Tartarugas Marinhas
7 de Julho, 2020
Tudo sobre tartarugas marinhas

Equipamento para rastrear tartarugas marinhas

Duas espécies de tartarugas marinhas na Ilha da Reunião estão a desaparecer, incluindo as tartarugas verdes da Ilha da Reunião e as tartarugas do Comandante Cousteau. São os animais mais velhos do mundo. Têm 150 milhões de anos. Quase não sobrou nenhum. Até agora, para monitorá-los, havia balizas de Argos que os pesquisadores usavam para fixar à concha. Mas não era muito prático para as tartarugas e a informação era transmitida por satélite. Como era muito caro, não podíamos pôr muita coisa lá dentro.

Assim que uma tartaruga chega à superfície para respirar, cerca de 20 em 20 minutos, a baliza liga-se ao satélite e dá a sua posição.

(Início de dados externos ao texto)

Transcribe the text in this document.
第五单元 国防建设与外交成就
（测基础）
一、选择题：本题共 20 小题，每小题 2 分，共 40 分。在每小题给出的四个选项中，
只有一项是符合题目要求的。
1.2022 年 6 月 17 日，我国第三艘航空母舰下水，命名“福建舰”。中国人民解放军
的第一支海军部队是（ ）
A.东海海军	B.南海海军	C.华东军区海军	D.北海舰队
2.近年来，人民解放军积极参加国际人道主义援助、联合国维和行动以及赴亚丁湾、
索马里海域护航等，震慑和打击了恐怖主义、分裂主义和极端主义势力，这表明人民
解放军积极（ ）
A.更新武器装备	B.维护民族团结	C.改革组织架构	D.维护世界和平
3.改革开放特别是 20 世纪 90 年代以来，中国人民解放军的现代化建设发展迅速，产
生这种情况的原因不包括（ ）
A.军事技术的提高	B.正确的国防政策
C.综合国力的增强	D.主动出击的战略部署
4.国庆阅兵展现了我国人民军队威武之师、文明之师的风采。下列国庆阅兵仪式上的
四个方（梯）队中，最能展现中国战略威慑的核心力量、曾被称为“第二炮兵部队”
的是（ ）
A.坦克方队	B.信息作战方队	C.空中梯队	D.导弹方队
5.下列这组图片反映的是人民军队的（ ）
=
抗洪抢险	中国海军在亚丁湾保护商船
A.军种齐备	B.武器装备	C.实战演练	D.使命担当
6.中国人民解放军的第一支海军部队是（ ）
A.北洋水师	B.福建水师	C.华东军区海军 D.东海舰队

Isto torna possível saber onde ela está, em que áreas come, onde descansa. É importante saber tudo isto para que os possas deixar em paz. Evita-se construir um porto, onde as tartarugas comem, conhecendo os seus hábitos. Isto ajuda a protegê-los melhor.

Estas novas etiquetas são muito pequenas. Mais fáceis de instalar, custam quase nada: 100 euros em vez de 4.000. Assim podemos equipar muitos mais animais. Além disso, enviam as viagens em 3D das tartarugas. A informação é muito mais precisa.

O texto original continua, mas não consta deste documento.